Cool. I bought mine with Amazon points, too. Freebie! LOL


----------



## visibleghost (Feb 11, 2016)

i have a 3ds xl so i use the stylus for that one. my sister has a dsi and we also have some old ds styluses but i dont use them because it's annoying when they don't fit into my 3ds xl


----------



## alesha (Feb 14, 2016)

My finger is my stylus, whenever we buy a new one my brother loses it -.-


----------



## uwuzumakii (Feb 14, 2016)

I use the finger stylus. It came with my hand.


----------



## Trent the Paladin (Feb 14, 2016)

Since I got the N3DS, the stylus is really small and having lost the original one that came with it I'm not looking to lose the one I replaced it with. So I've been using the Master Sword stylus that came with the Adventurer Pouch (Zelda) 3DS case. Feels a lot more natural too.


----------



## Anine (Feb 14, 2016)

Other - I use a broken Wacom tablet pen. It's honestly my favourite "stylus" so far, nice to hold and the tip is thin  

My original 3DS pen has been long gone, as did the 10+ replacements I've gotten, fairly certain they're hiding somewhere together with my socks and tea spoons.


----------



## bloomwaker (Feb 14, 2016)

Aelia said:


> Other - I use a broken Wacom tablet pen. It's honestly my favourite "stylus" so far, nice to hold and the tip is thin
> 
> My original 3DS pen has been long gone, as did the 10+ replacements I've gotten, fairly certain they're hiding somewhere together with my socks and tea spoons.
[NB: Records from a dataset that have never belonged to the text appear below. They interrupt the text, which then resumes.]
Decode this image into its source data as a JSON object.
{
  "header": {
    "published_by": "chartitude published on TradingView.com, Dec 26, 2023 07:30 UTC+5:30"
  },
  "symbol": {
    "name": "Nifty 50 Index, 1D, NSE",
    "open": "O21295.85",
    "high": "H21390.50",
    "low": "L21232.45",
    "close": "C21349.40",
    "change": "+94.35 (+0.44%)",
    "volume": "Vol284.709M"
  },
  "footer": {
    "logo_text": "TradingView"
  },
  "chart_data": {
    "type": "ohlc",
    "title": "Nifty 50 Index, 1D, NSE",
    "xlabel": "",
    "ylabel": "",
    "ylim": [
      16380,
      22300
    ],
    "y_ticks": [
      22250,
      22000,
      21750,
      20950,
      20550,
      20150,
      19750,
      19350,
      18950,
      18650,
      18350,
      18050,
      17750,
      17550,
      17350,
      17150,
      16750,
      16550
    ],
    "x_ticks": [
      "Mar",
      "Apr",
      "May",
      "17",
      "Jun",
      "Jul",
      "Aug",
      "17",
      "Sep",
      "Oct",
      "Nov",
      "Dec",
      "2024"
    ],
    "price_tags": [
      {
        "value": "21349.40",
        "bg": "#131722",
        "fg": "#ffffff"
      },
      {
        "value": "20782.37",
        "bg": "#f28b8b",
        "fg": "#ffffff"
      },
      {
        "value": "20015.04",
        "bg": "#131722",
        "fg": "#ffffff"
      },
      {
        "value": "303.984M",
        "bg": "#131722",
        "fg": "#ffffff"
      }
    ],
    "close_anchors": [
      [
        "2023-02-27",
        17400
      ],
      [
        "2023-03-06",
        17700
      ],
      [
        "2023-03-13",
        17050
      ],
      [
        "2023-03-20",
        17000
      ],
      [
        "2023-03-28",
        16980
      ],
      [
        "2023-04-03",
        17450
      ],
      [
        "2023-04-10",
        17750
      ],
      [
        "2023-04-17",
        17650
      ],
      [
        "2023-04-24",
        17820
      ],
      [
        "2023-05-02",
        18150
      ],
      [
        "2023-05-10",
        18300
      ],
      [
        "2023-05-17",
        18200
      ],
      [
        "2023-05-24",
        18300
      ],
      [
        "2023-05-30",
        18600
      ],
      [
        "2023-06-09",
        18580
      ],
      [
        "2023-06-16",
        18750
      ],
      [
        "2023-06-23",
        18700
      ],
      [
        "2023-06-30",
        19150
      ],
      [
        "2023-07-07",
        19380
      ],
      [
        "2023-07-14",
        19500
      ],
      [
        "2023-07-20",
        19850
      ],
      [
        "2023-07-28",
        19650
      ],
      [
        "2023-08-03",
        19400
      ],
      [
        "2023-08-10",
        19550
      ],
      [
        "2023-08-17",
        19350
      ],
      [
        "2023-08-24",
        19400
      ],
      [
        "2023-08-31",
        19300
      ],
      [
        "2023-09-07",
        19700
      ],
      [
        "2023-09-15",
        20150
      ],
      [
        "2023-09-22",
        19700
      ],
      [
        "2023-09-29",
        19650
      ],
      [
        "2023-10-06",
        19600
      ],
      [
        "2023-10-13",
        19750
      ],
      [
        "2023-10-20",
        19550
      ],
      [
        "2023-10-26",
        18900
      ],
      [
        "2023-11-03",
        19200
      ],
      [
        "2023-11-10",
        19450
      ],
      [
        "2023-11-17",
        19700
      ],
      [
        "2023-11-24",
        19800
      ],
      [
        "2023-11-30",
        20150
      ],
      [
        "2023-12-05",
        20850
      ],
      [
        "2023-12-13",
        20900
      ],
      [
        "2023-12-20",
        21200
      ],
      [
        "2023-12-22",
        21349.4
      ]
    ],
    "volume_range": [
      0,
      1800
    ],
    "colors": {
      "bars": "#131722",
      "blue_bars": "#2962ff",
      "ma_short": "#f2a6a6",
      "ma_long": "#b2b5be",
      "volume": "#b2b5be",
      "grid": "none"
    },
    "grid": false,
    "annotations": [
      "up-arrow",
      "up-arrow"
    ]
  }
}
You've reminded me, I occasionally use my Wacom pen as a stylus. It's pretty comfortable, but I keep losing the thing on my desk, so I'm too paranoid about moving it around any further. It's the reason I ended up buying a bigger stylus, though I don't know when those are going to get here.


----------



## Biyaya (Feb 16, 2016)

My finger nail, unless I remember to cut them. Then I use the big cyan one that came with the HHD case. But if it is too far out of reach, I settle for the one that's in my 3DS.


----------



## Jemma (Feb 16, 2016)

i usually just use my fingers or when i have to be very specific i use the one in my ds i dont have a Special one


----------



## Balverine (Feb 16, 2016)

I use some colorful 3DS ones I got at gamestop : P


----------



## Seastar (Feb 16, 2016)

On my New 3DS, I use the stylus it came with. On my old 3DS, I either use my paint brush stylus (It's not a real paintbrush, it's a 3DS stylus) or my fingers if I can't find that.


----------



## GalacticGhost (Feb 18, 2016)

i usually use one of those ds lite styluses

i have no idea where the stylus that came with myy wii u is, and the one that came with my 3ds broke .-.


----------



## mintellect (Feb 18, 2016)

When I was younger my mom bought me a pack of six rainbow styluses. I chewed on and lost them all. Oops.


----------



## ZekkoXCX (Feb 18, 2016)

I always use my finger because the day i get a stylus i lost it the next day :yaoming:


----------



## Jade_Amell (Feb 19, 2016)

I use this one when I'm by my desk. Otherwise I use the normal 3ds stylus. Which I haven't lost yet.


----------



## lars708 (Mar 2, 2016)

My sister borrowed my 3DS XL once and she immediatly lost the stylus. So now i'm using the regular 3DS stylus.


----------



## r a t (Mar 2, 2016)

I use a one that came with my preorder of hhd, there were 2 new 3ds styluss/ styluses whats the plural idk;; and a bigger one that was like a chunky pen - which I now use


----------



## King Dorado (Mar 2, 2016)

i think mine are DS Lite, i got a pack of them cheap from Gamestop i think i paid one dollar for some kind of DS Lite accessories pack, and it included like five styluses (stylii?).  sometimes though i just use my finger tip.  for a while when all the stylii were lost, i used the cap from a highlighter marker, it just seemed to have the right angled size on the tip and was a tad flexible (although very clumsy to use).


----------